Examples (explicit transaction)
IF OBJECT_ID('t') IS NOT NULL
DROP TABLE t;
GO
CREATE TABLE t (id INT NOT NULL PRIMARY KEY, name VARCHAR(30));
GO
INSERT INTO t VALUES(5, 'Alex'); -- this statement runs in its own autocommit transaction
BEGIN TRANSACTION; -- start of an explicit transaction
INSERT INTO t VALUES(9, 'John');
INSERT INTO t VALUES(10, 'Fred');
COMMIT; -- make permanent all the changes recorded by the transaction
BEGIN TRANSACTION; -- start of an explicit transaction
INSERT INTO t VALUES(11, 'Cathy');
INSERT INTO t VALUES(12, 'Alice');
INSERT INTO t VALUES(12, 'Maria'); -- primary key duplicate error. Execution of the batch aborts here.

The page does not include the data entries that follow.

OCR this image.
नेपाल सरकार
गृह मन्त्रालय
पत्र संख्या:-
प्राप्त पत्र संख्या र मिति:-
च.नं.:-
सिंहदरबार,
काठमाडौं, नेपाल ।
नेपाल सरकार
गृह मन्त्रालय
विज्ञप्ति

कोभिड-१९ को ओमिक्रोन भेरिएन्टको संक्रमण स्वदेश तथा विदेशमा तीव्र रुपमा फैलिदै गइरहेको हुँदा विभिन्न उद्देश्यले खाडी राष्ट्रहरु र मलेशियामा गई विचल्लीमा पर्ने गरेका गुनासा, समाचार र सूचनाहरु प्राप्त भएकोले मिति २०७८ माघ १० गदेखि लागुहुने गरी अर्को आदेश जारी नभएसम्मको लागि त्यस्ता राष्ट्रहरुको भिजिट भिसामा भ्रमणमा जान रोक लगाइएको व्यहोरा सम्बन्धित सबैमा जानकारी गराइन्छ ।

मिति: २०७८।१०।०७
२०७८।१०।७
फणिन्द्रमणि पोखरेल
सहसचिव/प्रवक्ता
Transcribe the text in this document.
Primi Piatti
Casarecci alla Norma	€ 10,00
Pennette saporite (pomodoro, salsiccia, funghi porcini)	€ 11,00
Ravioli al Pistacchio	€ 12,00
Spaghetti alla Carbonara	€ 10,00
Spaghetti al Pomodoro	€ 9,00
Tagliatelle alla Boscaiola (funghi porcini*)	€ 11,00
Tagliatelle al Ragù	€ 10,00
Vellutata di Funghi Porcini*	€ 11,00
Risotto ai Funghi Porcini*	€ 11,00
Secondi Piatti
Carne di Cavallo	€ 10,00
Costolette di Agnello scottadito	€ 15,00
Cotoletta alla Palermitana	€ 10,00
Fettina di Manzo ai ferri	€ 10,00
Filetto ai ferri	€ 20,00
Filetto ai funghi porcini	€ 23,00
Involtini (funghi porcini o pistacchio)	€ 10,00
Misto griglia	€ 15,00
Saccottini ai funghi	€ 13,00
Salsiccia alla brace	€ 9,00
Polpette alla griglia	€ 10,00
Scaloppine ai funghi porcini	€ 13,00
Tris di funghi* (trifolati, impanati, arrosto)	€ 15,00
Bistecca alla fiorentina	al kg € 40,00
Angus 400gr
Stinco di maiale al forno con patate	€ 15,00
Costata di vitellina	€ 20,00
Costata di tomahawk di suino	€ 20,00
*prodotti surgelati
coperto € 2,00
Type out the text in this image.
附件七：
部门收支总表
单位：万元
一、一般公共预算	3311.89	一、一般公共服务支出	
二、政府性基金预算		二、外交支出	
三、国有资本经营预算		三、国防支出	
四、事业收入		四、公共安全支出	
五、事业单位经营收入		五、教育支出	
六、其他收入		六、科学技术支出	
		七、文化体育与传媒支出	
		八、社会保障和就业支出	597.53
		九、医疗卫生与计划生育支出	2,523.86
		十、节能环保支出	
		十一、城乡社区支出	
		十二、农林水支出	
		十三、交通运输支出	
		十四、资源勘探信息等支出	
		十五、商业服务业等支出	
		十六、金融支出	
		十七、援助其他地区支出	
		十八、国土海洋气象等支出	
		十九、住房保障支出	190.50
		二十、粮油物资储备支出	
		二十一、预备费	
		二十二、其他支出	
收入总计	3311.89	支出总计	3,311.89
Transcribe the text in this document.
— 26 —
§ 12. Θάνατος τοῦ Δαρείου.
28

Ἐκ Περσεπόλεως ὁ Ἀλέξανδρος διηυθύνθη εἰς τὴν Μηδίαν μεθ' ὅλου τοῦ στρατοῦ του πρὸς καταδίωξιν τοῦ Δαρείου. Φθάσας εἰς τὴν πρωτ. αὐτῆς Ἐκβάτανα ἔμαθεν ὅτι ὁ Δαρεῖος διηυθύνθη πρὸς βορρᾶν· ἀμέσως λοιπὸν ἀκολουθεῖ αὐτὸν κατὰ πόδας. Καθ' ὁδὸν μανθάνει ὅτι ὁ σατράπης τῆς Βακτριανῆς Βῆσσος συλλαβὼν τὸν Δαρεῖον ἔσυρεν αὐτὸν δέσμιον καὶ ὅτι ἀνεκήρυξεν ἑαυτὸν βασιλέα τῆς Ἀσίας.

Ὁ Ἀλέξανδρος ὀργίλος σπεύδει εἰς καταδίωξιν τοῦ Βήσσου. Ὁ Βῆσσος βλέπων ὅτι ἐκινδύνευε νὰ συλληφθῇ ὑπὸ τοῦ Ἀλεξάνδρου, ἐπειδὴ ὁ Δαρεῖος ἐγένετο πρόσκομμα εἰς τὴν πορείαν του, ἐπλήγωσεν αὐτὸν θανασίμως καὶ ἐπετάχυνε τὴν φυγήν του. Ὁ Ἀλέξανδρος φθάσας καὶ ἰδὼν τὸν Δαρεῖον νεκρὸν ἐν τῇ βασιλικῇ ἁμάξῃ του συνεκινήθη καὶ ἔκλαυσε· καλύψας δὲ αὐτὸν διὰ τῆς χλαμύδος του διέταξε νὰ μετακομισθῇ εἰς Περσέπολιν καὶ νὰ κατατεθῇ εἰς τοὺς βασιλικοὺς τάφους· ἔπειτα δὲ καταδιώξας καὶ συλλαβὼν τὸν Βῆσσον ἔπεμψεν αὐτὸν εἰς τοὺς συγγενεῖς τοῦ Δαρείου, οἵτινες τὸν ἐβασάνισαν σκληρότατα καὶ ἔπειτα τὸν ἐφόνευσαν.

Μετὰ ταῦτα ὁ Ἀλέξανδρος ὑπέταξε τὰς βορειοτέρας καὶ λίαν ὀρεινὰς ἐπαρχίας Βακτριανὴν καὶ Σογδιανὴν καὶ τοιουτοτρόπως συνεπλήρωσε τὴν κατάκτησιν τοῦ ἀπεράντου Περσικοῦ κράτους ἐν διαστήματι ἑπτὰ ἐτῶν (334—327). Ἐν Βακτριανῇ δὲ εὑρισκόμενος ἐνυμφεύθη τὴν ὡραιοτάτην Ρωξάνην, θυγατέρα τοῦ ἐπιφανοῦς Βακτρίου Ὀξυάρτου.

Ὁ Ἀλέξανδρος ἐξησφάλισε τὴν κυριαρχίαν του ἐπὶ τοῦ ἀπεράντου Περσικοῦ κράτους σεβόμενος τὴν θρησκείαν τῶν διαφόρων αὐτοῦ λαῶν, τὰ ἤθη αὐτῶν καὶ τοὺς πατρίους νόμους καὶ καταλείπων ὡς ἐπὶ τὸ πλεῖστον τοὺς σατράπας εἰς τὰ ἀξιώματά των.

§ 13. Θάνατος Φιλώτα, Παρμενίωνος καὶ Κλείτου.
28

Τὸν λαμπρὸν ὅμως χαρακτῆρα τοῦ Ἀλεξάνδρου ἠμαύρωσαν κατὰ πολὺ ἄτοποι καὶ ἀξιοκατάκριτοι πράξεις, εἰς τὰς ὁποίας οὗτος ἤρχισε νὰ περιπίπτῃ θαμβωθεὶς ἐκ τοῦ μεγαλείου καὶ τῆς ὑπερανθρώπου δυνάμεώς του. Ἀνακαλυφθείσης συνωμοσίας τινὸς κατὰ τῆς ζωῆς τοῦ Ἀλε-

INSERT INTO t VALUES(14, 'Hayley');
COMMIT; -- make permanent all the changes recorded by the transaction
GO
SELECT * FROM t;
The result is:
2016/03/27 18:34:03 --- executing batch example.sql:17 ---
(1 row(s) affected) <-- Alex, committed
---------- start of transaction --------------
(1 row(s) affected) <-- John, temporarily stored in the logfile
(1 row(s) affected) <-- Fred, temporarily stored in the logfile
---------- commit transaction --------------
---------- start of transaction --------------
(1 row(s) affected) <-- Cathy, temporarily stored in the logfile
(1 row(s) affected) <-- Alice, temporarily stored in the logfile
2016/03/27 18:34:03 12:8 [ERROR_ARITH/ERROR_DUPLICATE_KEY_FOUND/ERROR_BATCH_ABORT/1] <-- batch aborts,
<Duplicate key found, for constraint "$sysidx$0" in table "trashdb.dbo.t"> all uncommitted changes
2016/03/27 18:34:03 return code: -1 are rolled back.
2016/03/27 18:34:03 --- executing batch example.sql:33 ---
id |name |
-----------+---------------+
5|Alex |
9|John |
10|Fred |
(3 row(s) affected)
2016/03/27 18:34:03 return code: 0
The first INSERT
ran in its own autocommit transaction and committed the row ‘Alex’ in the database.
Then, an explicit transaction is started and committed, which inserts ‘John’ and ‘Fred’ in the database.
Then, another explicit transaction is started, but a statement failed. The batch is aborted and all the changes made inside this transaction are discarded (rolled back).